India memang sangat bergantung pada pasokan minyak yang dikirim melalui Selat Hormuz. Kini, pengiriman minyak di jalur vital tersebut terganggu parah akibat konflik Timur Tengah.
Sejumlah perusahaan di India mulai menerapkan kebijakan work from home (WFH), serta mengurangi layanan kantin akibat keterbatasan energi. Penggunaan kendaraan listrik dan energi alternatif juga mulai didorong untuk mengurangi ketergantungan pada BBM.
Selain BBM, harga LPG turut melambung tinggi di pasar gelap di New Delhi. Kenaikan harga gas ini memaksa warga miskin kembali menggunakan kayu dan batu bara untuk memasak.
Sheela Kumari, pekerja rumah tangga berusia 36 tahun di lingkungan berpenghasilan rendah Madanpur Khadar mengatakan terpaksa meninggalkan tabung gas LPG untuk memasak setelah harganya naik lebih dari dua kali lipat.
"Dulu kami membeli tabung gas seharga 1.800-2.000 rupee (Rp324 ribu-Rp360 ribu, kurs Rp180), tetapi sekarang di pasar gelap harganya naik menjadi 5.000 rupee (Rp900 ribu)," katanya kepada AFP melalui kutipan dari laman CNN Indonesia pada kamis (26/03/2026).

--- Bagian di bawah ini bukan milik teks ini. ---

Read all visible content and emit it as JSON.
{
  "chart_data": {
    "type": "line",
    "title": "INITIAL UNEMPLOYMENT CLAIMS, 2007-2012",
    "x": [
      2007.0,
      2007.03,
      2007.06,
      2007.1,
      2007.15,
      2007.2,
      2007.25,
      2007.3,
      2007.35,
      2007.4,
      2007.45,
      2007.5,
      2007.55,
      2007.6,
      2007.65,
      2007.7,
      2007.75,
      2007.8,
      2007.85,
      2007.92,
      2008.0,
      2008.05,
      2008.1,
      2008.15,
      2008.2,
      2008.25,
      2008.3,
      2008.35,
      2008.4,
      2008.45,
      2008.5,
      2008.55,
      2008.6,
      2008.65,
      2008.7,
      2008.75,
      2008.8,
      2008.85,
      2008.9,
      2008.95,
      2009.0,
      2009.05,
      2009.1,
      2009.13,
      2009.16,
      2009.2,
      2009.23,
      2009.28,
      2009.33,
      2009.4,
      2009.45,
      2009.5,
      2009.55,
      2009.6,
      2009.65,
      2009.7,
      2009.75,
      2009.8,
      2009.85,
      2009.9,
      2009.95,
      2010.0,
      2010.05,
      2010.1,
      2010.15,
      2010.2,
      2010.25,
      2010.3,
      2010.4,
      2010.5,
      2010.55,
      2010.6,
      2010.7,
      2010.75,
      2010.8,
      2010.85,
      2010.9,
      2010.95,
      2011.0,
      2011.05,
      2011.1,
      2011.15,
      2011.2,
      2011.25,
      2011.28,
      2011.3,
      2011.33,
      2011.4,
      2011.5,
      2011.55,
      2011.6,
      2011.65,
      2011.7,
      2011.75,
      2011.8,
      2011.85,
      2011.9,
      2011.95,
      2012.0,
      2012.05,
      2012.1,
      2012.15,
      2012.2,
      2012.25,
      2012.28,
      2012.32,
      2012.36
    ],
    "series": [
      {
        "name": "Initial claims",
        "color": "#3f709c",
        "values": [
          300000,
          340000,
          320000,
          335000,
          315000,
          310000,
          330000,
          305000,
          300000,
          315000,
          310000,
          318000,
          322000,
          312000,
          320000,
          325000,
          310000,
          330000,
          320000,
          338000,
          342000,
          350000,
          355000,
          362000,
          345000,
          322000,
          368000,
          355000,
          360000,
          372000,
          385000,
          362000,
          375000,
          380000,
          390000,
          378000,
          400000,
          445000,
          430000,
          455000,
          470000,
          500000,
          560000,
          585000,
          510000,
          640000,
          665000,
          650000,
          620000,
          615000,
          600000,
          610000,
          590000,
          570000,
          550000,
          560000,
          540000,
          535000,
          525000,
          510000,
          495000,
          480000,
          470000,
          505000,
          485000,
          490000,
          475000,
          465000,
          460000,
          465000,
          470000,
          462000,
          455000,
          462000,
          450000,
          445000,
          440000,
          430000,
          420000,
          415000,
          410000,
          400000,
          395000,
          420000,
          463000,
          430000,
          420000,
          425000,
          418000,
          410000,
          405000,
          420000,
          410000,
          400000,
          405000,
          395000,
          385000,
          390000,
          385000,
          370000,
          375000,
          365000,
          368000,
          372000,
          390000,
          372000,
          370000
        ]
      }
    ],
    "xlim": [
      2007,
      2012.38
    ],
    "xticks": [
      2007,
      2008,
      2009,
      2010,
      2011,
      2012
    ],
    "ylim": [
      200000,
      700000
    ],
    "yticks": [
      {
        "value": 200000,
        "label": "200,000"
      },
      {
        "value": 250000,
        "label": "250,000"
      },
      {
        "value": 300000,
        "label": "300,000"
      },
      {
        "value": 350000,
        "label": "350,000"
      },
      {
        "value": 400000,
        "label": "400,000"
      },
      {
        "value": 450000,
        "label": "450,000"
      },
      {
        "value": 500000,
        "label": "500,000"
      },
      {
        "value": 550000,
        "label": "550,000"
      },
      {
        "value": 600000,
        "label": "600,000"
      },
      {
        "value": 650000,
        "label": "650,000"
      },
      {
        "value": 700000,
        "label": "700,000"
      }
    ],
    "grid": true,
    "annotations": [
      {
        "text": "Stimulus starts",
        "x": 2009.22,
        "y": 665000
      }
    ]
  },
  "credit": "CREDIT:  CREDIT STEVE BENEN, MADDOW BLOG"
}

Harga tabung gas LPG saat ini hampir sama dengan seluruh gaji bulanan Kumari sebesar 6.000 rupee (Rp1,08 juta).
"Pilihan terbaik bagi kami adalah kembali menggunakan kayu dan batu bara," tuturnya.

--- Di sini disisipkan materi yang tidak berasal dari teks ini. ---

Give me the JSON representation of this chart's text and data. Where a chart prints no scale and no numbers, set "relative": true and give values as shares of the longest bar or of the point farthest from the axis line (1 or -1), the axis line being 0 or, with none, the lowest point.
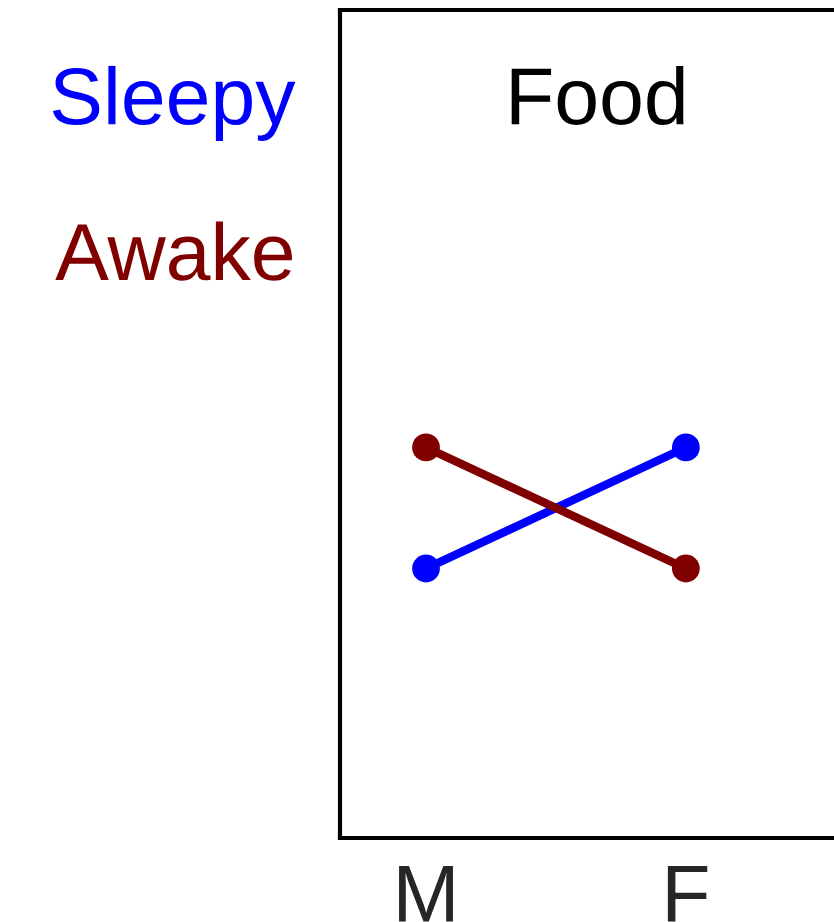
{
  "chart_data": {
    "type": "line",
    "title": "Food",
    "categories": [
      "M",
      "F"
    ],
    "relative": true,
    "series": [
      {
        "name": "Sleepy",
        "color": "#0000ff",
        "values": [
          0.69,
          1
        ]
      },
      {
        "name": "Awake",
        "color": "#800000",
        "values": [
          1,
          0.69
        ]
      }
    ],
    "marker": "circle",
    "line_style": "solid",
    "legend": "top left"
  }
}
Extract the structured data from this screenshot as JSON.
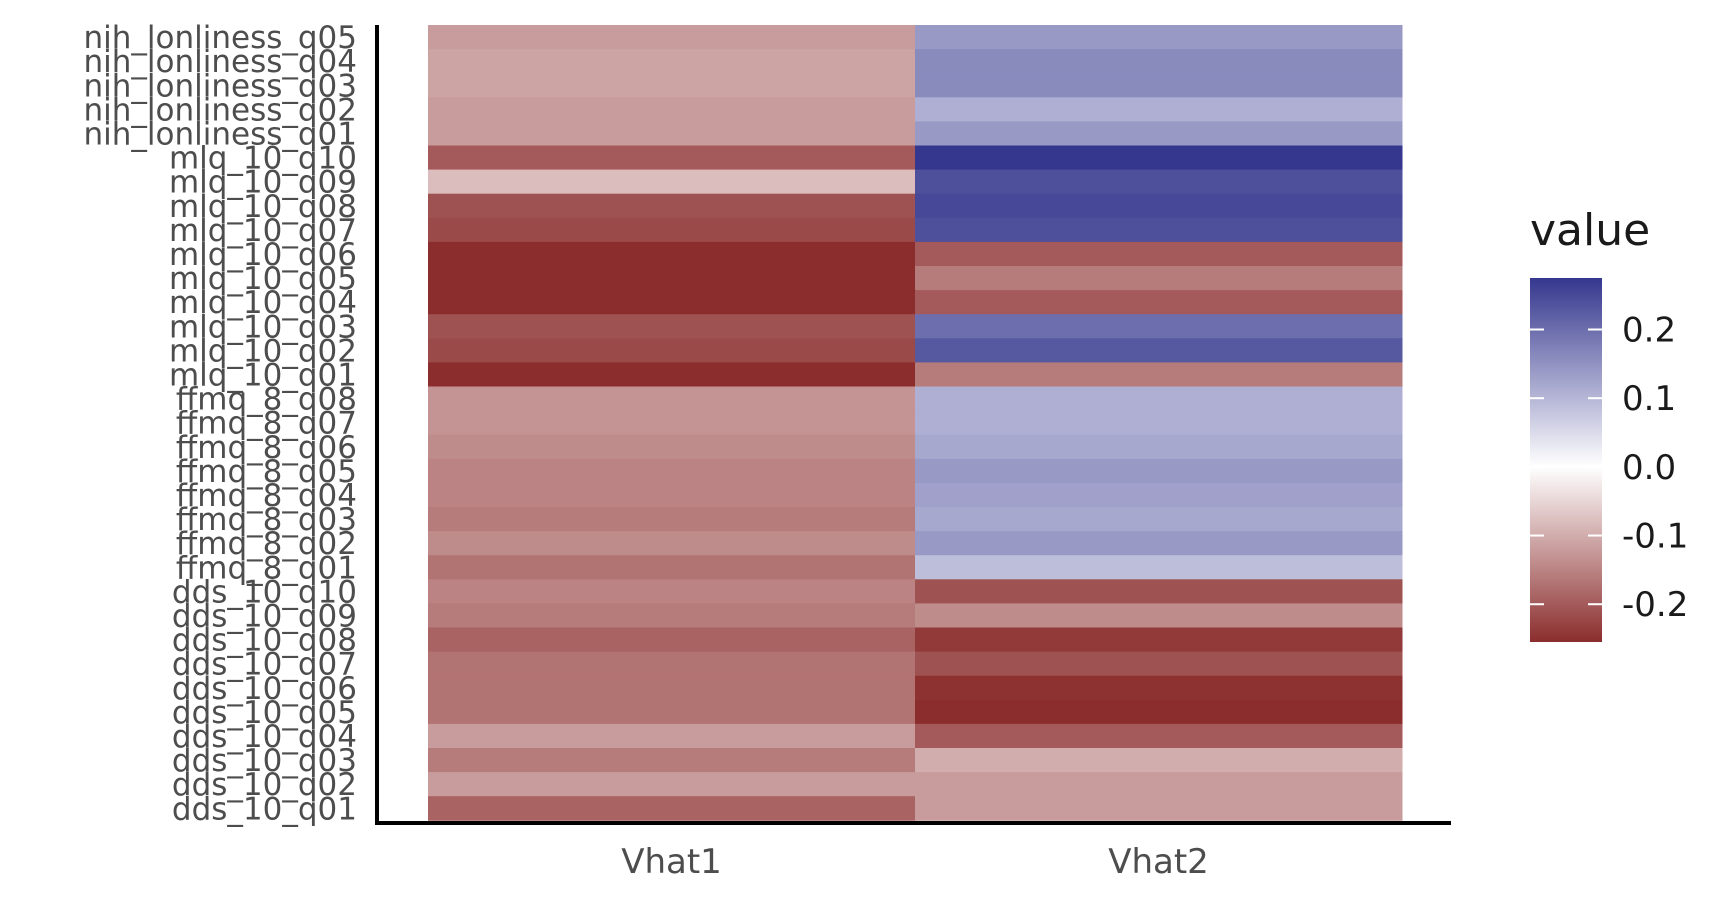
{
  "chart_data": {
    "type": "heatmap",
    "title": "",
    "xlabel": "",
    "ylabel": "",
    "columns": [
      "Vhat1",
      "Vhat2"
    ],
    "rows": [
      "nih_lonliness_q05",
      "nih_lonliness_q04",
      "nih_lonliness_q03",
      "nih_lonliness_q02",
      "nih_lonliness_q01",
      "mlq_10_q10",
      "mlq_10_q09",
      "mlq_10_q08",
      "mlq_10_q07",
      "mlq_10_q06",
      "mlq_10_q05",
      "mlq_10_q04",
      "mlq_10_q03",
      "mlq_10_q02",
      "mlq_10_q01",
      "ffmq_8_q08",
      "ffmq_8_q07",
      "ffmq_8_q06",
      "ffmq_8_q05",
      "ffmq_8_q04",
      "ffmq_8_q03",
      "ffmq_8_q02",
      "ffmq_8_q01",
      "dds_10_q10",
      "dds_10_q09",
      "dds_10_q08",
      "dds_10_q07",
      "dds_10_q06",
      "dds_10_q05",
      "dds_10_q04",
      "dds_10_q03",
      "dds_10_q02",
      "dds_10_q01"
    ],
    "values": [
      [
        -0.12,
        0.14
      ],
      [
        -0.11,
        0.16
      ],
      [
        -0.11,
        0.16
      ],
      [
        -0.12,
        0.11
      ],
      [
        -0.12,
        0.14
      ],
      [
        -0.2,
        0.29
      ],
      [
        -0.08,
        0.24
      ],
      [
        -0.21,
        0.25
      ],
      [
        -0.22,
        0.24
      ],
      [
        -0.26,
        -0.2
      ],
      [
        -0.28,
        -0.16
      ],
      [
        -0.27,
        -0.2
      ],
      [
        -0.21,
        0.2
      ],
      [
        -0.22,
        0.23
      ],
      [
        -0.27,
        -0.16
      ],
      [
        -0.13,
        0.11
      ],
      [
        -0.13,
        0.11
      ],
      [
        -0.14,
        0.12
      ],
      [
        -0.15,
        0.14
      ],
      [
        -0.15,
        0.13
      ],
      [
        -0.16,
        0.12
      ],
      [
        -0.14,
        0.14
      ],
      [
        -0.17,
        0.09
      ],
      [
        -0.15,
        -0.21
      ],
      [
        -0.16,
        -0.14
      ],
      [
        -0.19,
        -0.24
      ],
      [
        -0.17,
        -0.21
      ],
      [
        -0.17,
        -0.25
      ],
      [
        -0.17,
        -0.26
      ],
      [
        -0.12,
        -0.2
      ],
      [
        -0.16,
        -0.1
      ],
      [
        -0.12,
        -0.12
      ],
      [
        -0.19,
        -0.12
      ]
    ],
    "legend": {
      "title": "value",
      "position": "right",
      "min": -0.255,
      "max": 0.275,
      "ticks": [
        0.2,
        0.1,
        0.0,
        -0.1,
        -0.2
      ],
      "tick_labels": [
        "0.2",
        "0.1",
        "0.0",
        "-0.1",
        "-0.2"
      ],
      "colors": {
        "low": "#8b2d2d",
        "mid": "#ffffff",
        "high": "#35378e"
      }
    }
  }
}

India adalah pembeli LPG terbesar kedua di dunia, yang sebagian besar pasokannya bersumber dari Timur Tengah, area yang sedang panas karena perang. Pasokan LPG kini tersendat buntut blokade Selat Hormuz.
Perdana Menteri India Narendra Modi mendesak negara-negara bagian memberantas pasar gelap dan menghindari kepanikan, juga menekankan bahwa pasokan energi India tetap stabil.